Tatiana Rostovtseva graduated from a high school that the state of Texas ranked academically unacceptable. But Rostovtseva had noticed problems at overpopulated and underfunded Bryan High School and had been thinking seriously about education reform even before her school received a poor rating.
"I decided to go into education reform to help high schools like my own," says Rostovtseva, a learning and organizational change major.
While at Northwestern Rostovtseva has worked for the past four years as a teacher's aide with kindergarten students at Oakton Elementary School in Evanston through the America Reads program.
During the summer after freshman year she worked with middle school students in Houston through the Breakthrough Collaborative, a national nonprofit program that helps a diverse group of middle school–age students get ready for college prep experiences. It uses a students-teaching-students model to place high school seniors and college students in 29 school settings around the country. Rostovtseva worked with inner-city students in Houston who were unable to perform at grade level. The goal of the summer program, Rostovtseva says, is "not just to catch them up to their peers but to get them ahead."
During the summer after sophomore year, Rostovtseva did research in Accra, Ghana, on nursery schools in the West African nation. She received funding from the School of Education and Social Policy and Career Service's Summer Internship Grant Program.
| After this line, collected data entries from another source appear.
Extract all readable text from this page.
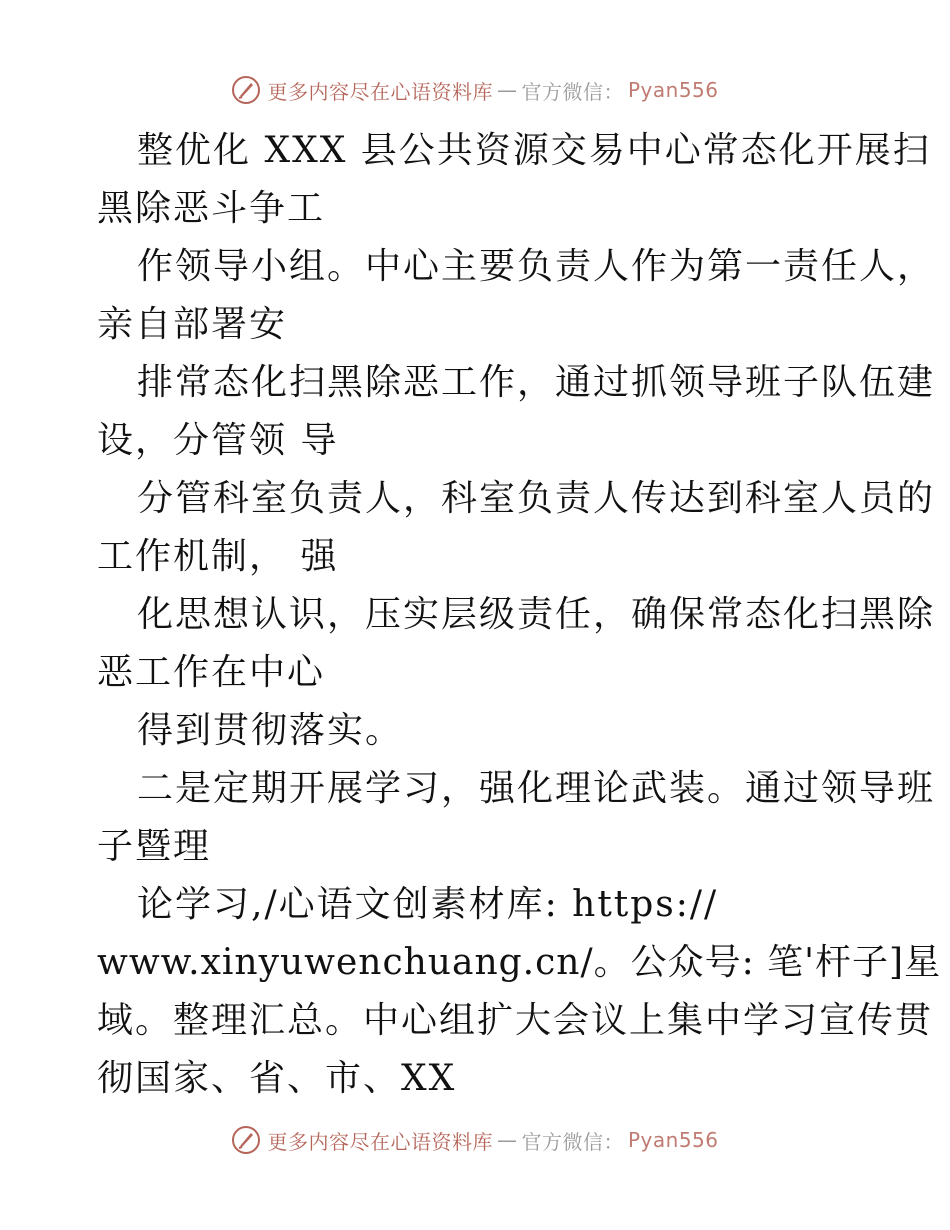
更多内容尽在心语资料库 — 官方微信： Pyan556
整优化 XXX 县公共资源交易中心常态化开展扫
黑除恶斗争工
作领导小组。中心主要负责人作为第一责任人，
亲自部署安
排常态化扫黑除恶工作，通过抓领导班子队伍建
设，分管领 导
分管科室负责人，科室负责人传达到科室人员的
工作机制， 强
化思想认识，压实层级责任，确保常态化扫黑除
恶工作在中心
得到贯彻落实。
二是定期开展学习，强化理论武装。通过领导班
子暨理
论学习,/心语文创素材库: https://
www.xinyuwenchuang.cn/。公众号: 笔'杆子]星
域。整理汇总。中心组扩大会议上集中学习宣传贯
彻国家、省、市、XX
更多内容尽在心语资料库 — 官方微信： Pyan556
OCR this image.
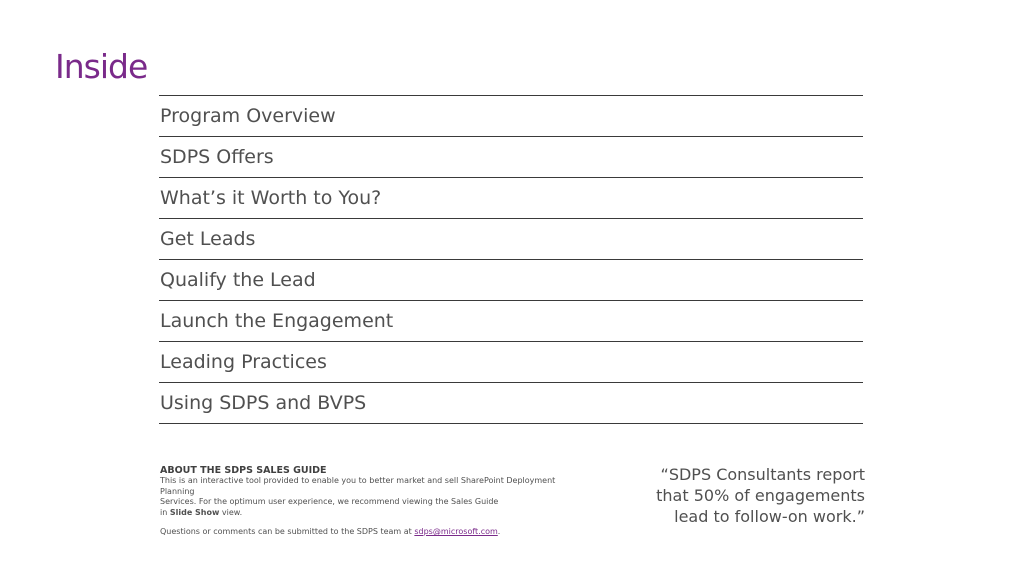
Inside
Program Overview
SDPS Offers
What’s it Worth to You?
Get Leads
Qualify the Lead
Launch the Engagement
Leading Practices
Using SDPS and BVPS
ABOUT THE SDPS SALES GUIDE
This is an interactive tool provided to enable you to better market and sell SharePoint Deployment Planning
Services. For the optimum user experience, we recommend viewing the Sales Guide
in Slide Show view.
Questions or comments can be submitted to the SDPS team at sdps@microsoft.com.
“SDPS Consultants report
that 50% of engagements
lead to follow-on work.”
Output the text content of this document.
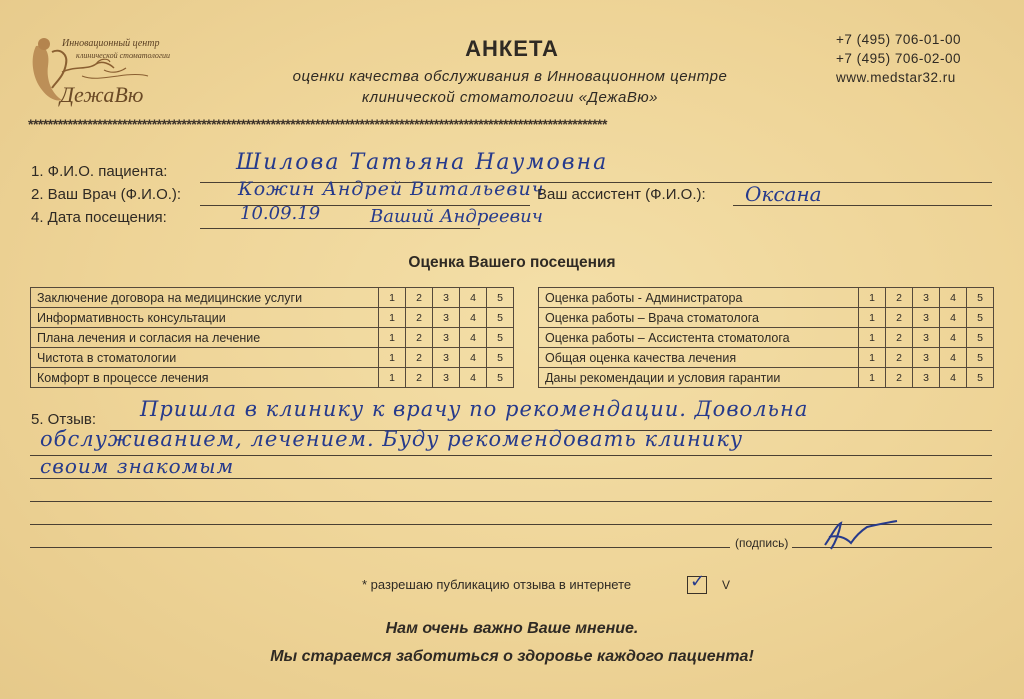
Инновационный центр
клинической стоматологии
ДежаВю
АНКЕТА
оценки качества обслуживания в Инновационном центре
клинической стоматологии «ДежаВю»
+7 (495) 706-01-00
+7 (495) 706-02-00
www.medstar32.ru
*********************************************************************************************************************
1. Ф.И.О. пациента:	Шилова Татьяна Наумовна
2. Ваш Врач (Ф.И.О.):	Кожин Андрей Витальевич
Ваш ассистент (Ф.И.О.): Оксана
4. Дата посещения:	10.09.19	Ваший Андреевич
Оценка Вашего посещения
Заключение договора на медицинские услуги	1	2	3	4	5
Информативность консультации	1	2	3	4	5
Плана лечения и согласия на лечение	1	2	3	4	5
Чистота в стоматологии	1	2	3	4	5
Комфорт в процессе лечения	1	2	3	4	5
Оценка работы - Администратора	1	2	3	4	5
Оценка работы – Врача стоматолога	1	2	3	4	5
Оценка работы – Ассистента стоматолога	1	2	3	4	5
Общая оценка качества лечения	1	2	3	4	5
Даны рекомендации и условия гарантии	1	2	3	4	5
5. Отзыв: Пришла в клинику к врачу по рекомендации. Довольна
обслуживанием, лечением. Буду рекомендовать клинику
своим знакомым
(подпись)
* разрешаю публикацию отзыва в интернете	✓ V
Нам очень важно Ваше мнение.
Мы стараемся заботиться о здоровье каждого пациента!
She taught and consulted at Idea and Ideology, a family-run nursery school in Accra, helping to develop a standardized curriculum with individualized instruction plans.
While in Ghana Rostovtseva looked for ways to connect Idea and Ideology with schools in the States. "I brought back local crafts, such as Kente cloth, glass beads made in the Cedi Bead Factory and woodwork, to Oakton Elementary so that the kids could see and feel things from Africa. I felt that it was important for them to be able to touch things," she says. At the time Oakton was piloting an African-centered curriculum, which, Rostovtseva says, "shows the African American students immediate role models. It shows them that they can do great things."
"The curriculum is not only for African American children," she says. "For those without African heritage, it's great to have role models that are African or African American. And the region's history and culture are so fascinating that they capture the attention of all students."
Rostovtseva has studied other cultures as well. Seeing and working with students from all around the globe has allowed Rostovtseva to see the possibilities of different educational practices.
The summer after junior year Rostovtseva, also a Slavic languages and literature major, wrote and implemented a new curriculum to teach conversational English to schoolchildren at a recreational-educational summer camp outside of her hometown of Nizhny Novgorod in Russia. She also spent two quarters during junior year studying European social welfare systems in Ireland. Next year Rostovtseva plans to travel to India to work with a nonprofit educational organization on an American India Foundation Service Corps Fellowship.
"I think it would be fantastic if we developed more collaboration in education, especially across national boundaries," Rostovtseva said in an interview with SESP's News Center.